Malian President Assimi Goita
Airlines from neighbouring countries and former colonial ruler France cancelled flights to Mali on Monday, helping isolate a military junta under regional sanctions for trying to extend its hold on power.

Ivory Coast’s national carrier Air Cote d’Ivoire halted flights to the Malian capital Bamako on Monday.

Flights from Senegal were also disrupted, according to a Reuters reporter trying to enter Mali.

Air France had also cancelled flights, an airline spokesperson said, because of security risks, without providing further detail.

The head of Mali’s airports, Lassina Togola, said in a statement that Air France flights on Monday were cancelled but not suspended long-term.

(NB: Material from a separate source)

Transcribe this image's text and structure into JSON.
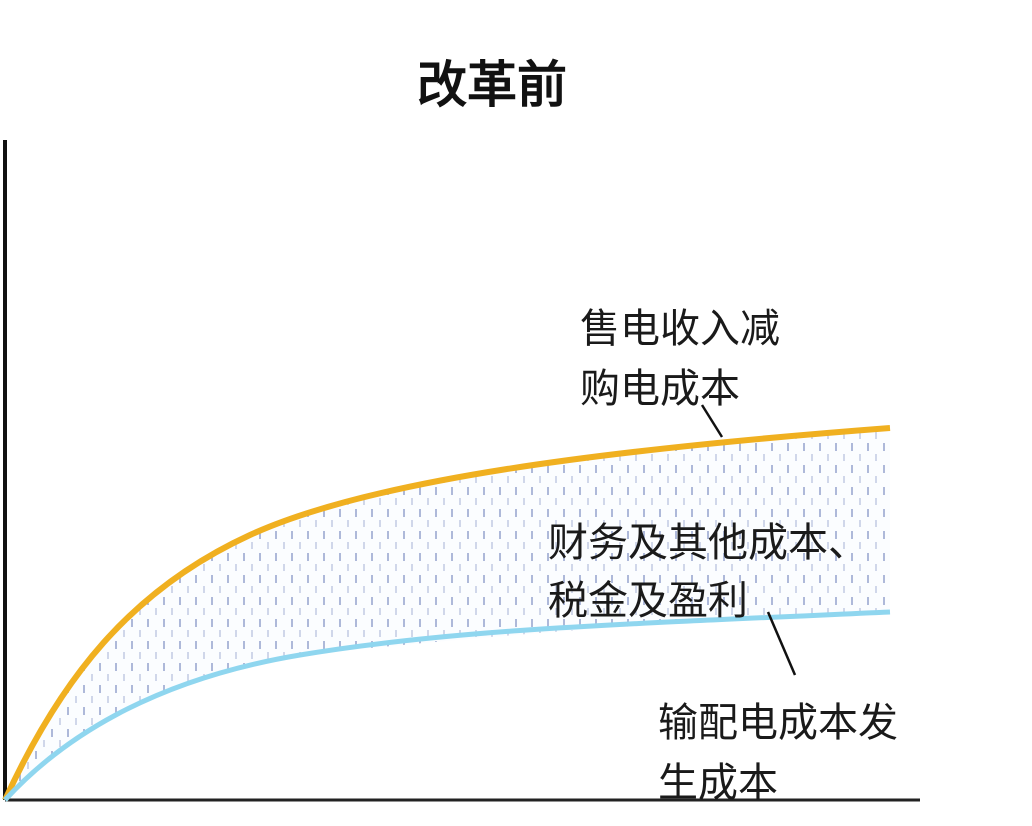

The Economic Community of West African States (ECOWAS), on Sunday, imposed strict sanctions on Mali over the interim authorities’ failure to hold democratic elections next month as agreed after a 2020 military coup.

ECOWAS countries on Sunday ordered the withdrawal of its ambassadors in Mali, closure of land and air borders between member states and Mali including the suspension of financial transactions.

While reacting to the sanctions, the interim authority had said “these measures run counter to the efforts of the government and its readiness to engage in a dialogue with the aim of reaching a compromise with ECOWAS on the timetable for election in Mali.’’

Assimi Goita, Mali’s current leader and one of several colonels who overthrew President Boubacar Ibrahim Keita in August 2020, called for calm in a statement on Monday, adding that Mali had the means to withstand the latest sanctions.

This is the toughest stance ECOWAS has taken on Mali since it implemented similar measures in the immediate aftermath of President Boubacar Ibrahim Keita’s ouster in August 2020.

The Malian government has promised it will try to ensure a normal supply of goods to the public, but sanctions are likely to further hobble the economy in one of the world’s poorest countries where an Islamist insurgency rages, fuelled in part by widespread poverty.